Georgia School Brings Back Paddling Despite Ineffectiveness

By Erica Quinones

Elm Staff Writer

The Georgia School of Innovation and the Classics (GSIC) in Hephzibah, Ga. has recently introduced paddling as a punishment, despite the presence of scientific studies that show this method only negatively impacts the mental health of children.

Despite corporal punishment being denounced in schools and at home by the American Psychological Association (APA) in 1975, established as “legalized violence against children” in a 2006 United Nations treaty, and being shown to actually inhibit academic performance, GSIC’s faculty believe they know best.

Granted, they know more about consent than most. GSIC sent home a consent form to parents requesting permission to beat their children. In this case, as in many corporal punishment cases, the consequence for denying the school the right to beat your kids is the student’s loss of an education. According to a Time article on the topic, “opting out of the corporal punishment requires parents to agree to a five-day suspension policy in place of the paddling.”

A five-day suspension is an entire academic week. Those who would be punished with paddling are sanctioned after a three-strikes rule, but the school does not specify what is severe enough to warrant a strike.

If a student speaks three times in class, will they be paddled? If the parent denied consent, will they be suspended for talking at inappropriate times? The extreme punishments are neither fair for students nor parents. Parents who do not agree with corporal punishment may consent because the alternative is too damaging. They have very little actual say in the treatment of their children.

Arguably, the decision to send their kids to a charter school is enough reason to consent. They willingly applied for an alternative way of learning, and that’s what they’re getting.
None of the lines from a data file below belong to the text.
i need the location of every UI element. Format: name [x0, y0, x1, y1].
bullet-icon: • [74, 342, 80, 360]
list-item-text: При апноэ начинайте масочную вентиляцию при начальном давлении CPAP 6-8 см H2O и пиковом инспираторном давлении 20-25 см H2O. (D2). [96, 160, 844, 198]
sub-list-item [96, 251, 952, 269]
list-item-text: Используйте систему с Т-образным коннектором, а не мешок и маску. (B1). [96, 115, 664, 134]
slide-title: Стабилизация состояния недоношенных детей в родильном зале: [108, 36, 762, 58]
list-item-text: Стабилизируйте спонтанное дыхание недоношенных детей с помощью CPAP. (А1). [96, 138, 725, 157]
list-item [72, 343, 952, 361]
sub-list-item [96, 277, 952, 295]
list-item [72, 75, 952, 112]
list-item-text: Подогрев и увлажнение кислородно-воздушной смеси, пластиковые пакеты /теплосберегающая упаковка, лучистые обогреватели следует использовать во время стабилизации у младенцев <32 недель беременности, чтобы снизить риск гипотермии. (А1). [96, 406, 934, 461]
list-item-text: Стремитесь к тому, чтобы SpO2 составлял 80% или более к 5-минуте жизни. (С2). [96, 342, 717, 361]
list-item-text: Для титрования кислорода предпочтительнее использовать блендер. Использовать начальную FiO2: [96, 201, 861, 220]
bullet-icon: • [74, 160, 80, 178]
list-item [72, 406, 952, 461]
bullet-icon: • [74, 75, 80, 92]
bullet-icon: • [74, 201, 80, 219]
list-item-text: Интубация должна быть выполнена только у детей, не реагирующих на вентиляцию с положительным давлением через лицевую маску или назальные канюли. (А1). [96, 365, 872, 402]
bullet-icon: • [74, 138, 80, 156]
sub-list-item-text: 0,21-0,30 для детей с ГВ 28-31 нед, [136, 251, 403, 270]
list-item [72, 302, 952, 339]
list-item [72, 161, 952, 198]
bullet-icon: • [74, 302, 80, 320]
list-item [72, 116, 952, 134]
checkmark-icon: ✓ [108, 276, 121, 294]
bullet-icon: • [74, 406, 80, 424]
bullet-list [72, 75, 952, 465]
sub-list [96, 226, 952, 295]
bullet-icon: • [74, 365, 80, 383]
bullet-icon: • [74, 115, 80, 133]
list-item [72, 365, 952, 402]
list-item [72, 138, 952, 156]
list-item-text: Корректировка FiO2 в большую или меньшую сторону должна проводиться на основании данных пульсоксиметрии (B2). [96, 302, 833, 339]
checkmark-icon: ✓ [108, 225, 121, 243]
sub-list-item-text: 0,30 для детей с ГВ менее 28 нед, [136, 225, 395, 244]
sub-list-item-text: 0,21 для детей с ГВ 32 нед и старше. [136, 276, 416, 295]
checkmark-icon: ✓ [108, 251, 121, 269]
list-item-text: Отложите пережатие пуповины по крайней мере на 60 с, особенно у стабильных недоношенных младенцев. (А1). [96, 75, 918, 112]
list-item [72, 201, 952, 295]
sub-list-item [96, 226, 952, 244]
But a major reason for charter schools is for a better public education. Not only is that something GSIC has failed to give, as seen in their lackluster academic scores, but their new policy will only make it worse.

In a 2010 joint statement by the American Civil Liberties Union and the Human Rights Watch, they discussed results from two 2006-2007 joint reports. The reports found that many children subjected to harsh disciplinary practices suffered problems with depression, fear, and anger. Similar consequences as those cited by the APA are stemming from spanking at home.
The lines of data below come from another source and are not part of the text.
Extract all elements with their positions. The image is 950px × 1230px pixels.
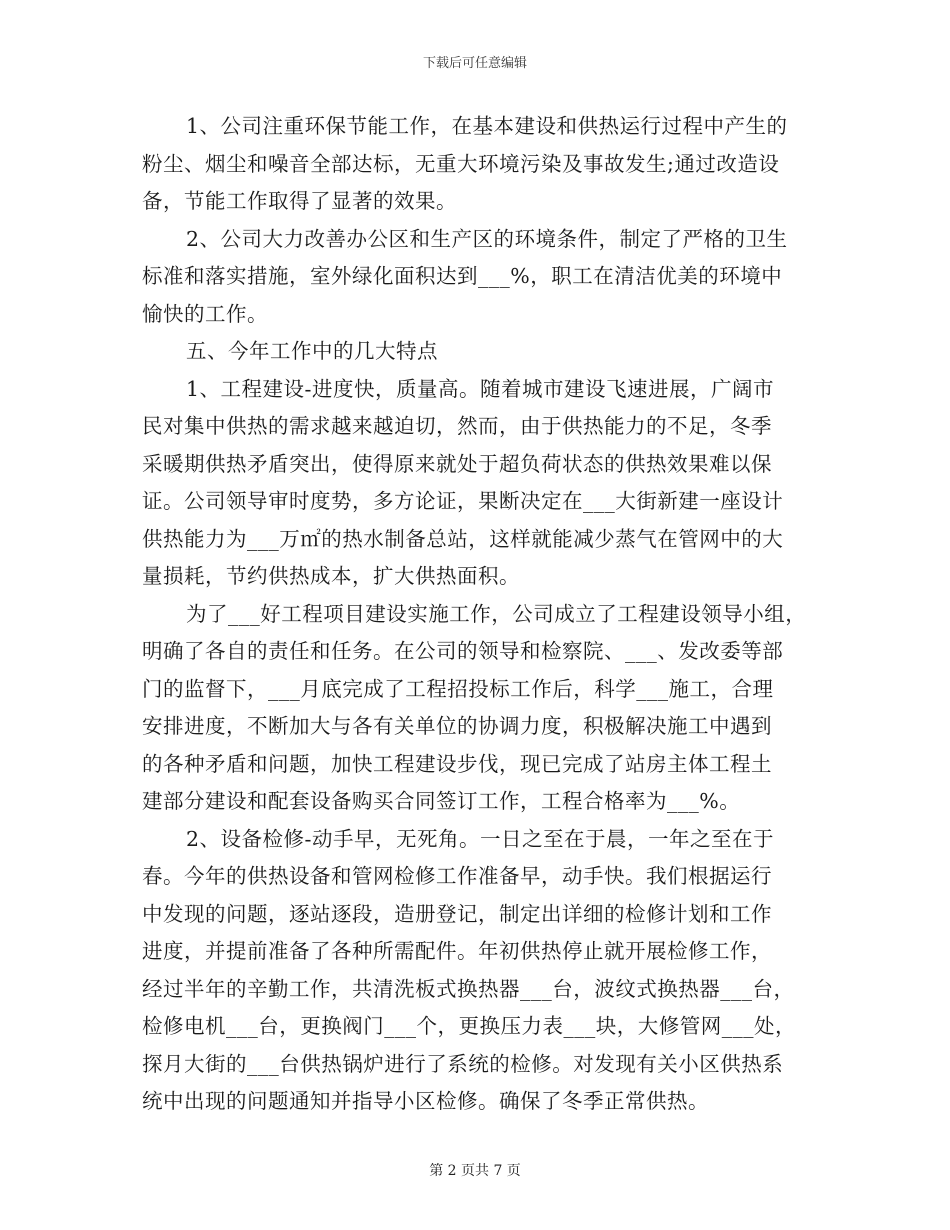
text-line: 建部分建设和配套设备购买合同签订工作，工程合格率为___%。 [142, 789, 741, 813]
text-line: 1、公司注重环保节能工作，在基本建设和供热运行过程中产生的 [186, 114, 788, 138]
text-line: 经过半年的辛勤工作，共清洗板式换热器___台，波纹式换热器___台， [142, 976, 795, 1001]
text-line: 2、公司大力改善办公区和生产区的环境条件，制定了严格的卫生 [186, 226, 788, 251]
paragraph-office-environment [142, 221, 822, 334]
text-line: 粉尘、烟尘和噪音全部达标，无重大环境污染及事故发生;通过改造设 [142, 151, 780, 176]
text-line: 为了___好工程项目建设实施工作，公司成立了工程建设领导小组， [186, 601, 807, 626]
paragraph-equipment-maintenance [142, 821, 822, 1121]
text-line: 进度，并提前准备了各种所需配件。年初供热停止就开展检修工作， [142, 939, 772, 963]
text-line: 春。今年的供热设备和管网检修工作准备早，动手快。我们根据运行 [142, 864, 772, 888]
text-line: 标准和落实措施，室外绿化面积达到___%，职工在清洁优美的环境中 [142, 264, 783, 288]
text-line: 统中出现的问题通知并指导小区检修。确保了冬季正常供热。 [142, 1089, 709, 1113]
text-line: 门的监督下，___月底完成了工程招投标工作后，科学___施工，合理 [142, 676, 774, 701]
text-line: 备，节能工作取得了显著的效果。 [142, 189, 457, 213]
text-line: 探月大街的___台供热锅炉进行了系统的检修。对发现有关小区供热系 [142, 1051, 784, 1076]
text-line: 安排进度，不断加大与各有关单位的协调力度，积极解决施工中遇到 [142, 714, 772, 738]
text-line: 检修电机___台，更换阀门___个，更换压力表___块，大修管网___处， [142, 1014, 796, 1038]
paragraph-environment-energy [142, 108, 822, 221]
text-line: 民对集中供热的需求越来越迫切，然而，由于供热能力的不足，冬季 [142, 414, 772, 438]
text-line: 的各种矛盾和问题，加快工程建设步伐，现已完成了站房主体工程土 [142, 751, 772, 776]
document-body [142, 108, 822, 1121]
page-header: 下载后可任意编辑 [422, 56, 527, 71]
paragraph-engineering-construction [142, 371, 822, 596]
text-line: 中发现的问题，逐站逐段，造册登记，制定出详细的检修计划和工作 [142, 901, 772, 926]
section-heading-text: 五、今年工作中的几大特点 [186, 339, 438, 363]
text-line: 采暖期供热矛盾突出，使得原来就处于超负荷状态的供热效果难以保 [142, 451, 772, 476]
text-line: 明确了各自的责任和任务。在公司的领导和检察院、___、发改委等部 [142, 639, 784, 663]
text-line: 1、工程建设-进度快，质量高。随着城市建设飞速进展，广阔市 [186, 376, 774, 401]
section-heading [142, 333, 822, 371]
text-line: 2、设备检修-动手早，无死角。一日之至在于晨，一年之至在于 [186, 826, 774, 851]
text-line: 供热能力为___万㎡的热水制备总站，这样就能减少蒸气在管网中的大 [142, 526, 784, 551]
page-footer: 第 2 页共 7 页 [429, 1163, 521, 1179]
text-line: 愉快的工作。 [142, 301, 268, 326]
text-line: 量损耗，节约供热成本，扩大供热面积。 [142, 564, 520, 588]
paragraph-project-management [142, 596, 822, 821]
text-line: 证。公司领导审时度势，多方论证，果断决定在___大街新建一座设计 [142, 489, 784, 513]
The reports also found that the threat of corporal punishment did not work as “a deterrent,” unlike what GSIC’s Superintendent, Jody Boulineau, has claimed. Instead, it created a hostile environment that caused students to disengage. The environment cultivated a dislike for authority, higher likelihoods of dropping out, and the deterioration of peer relationships.

There is no good reason for this sanction. Paddling does nothing and has been proven to do nothing for decades. But still we seem to forget or forgo it. When 22 states permit paddling in public schools and the United States’ signature is not on the aforementioned UN treaty, it makes it pretty clear that safeguarding our children from senseless violence is not a priority.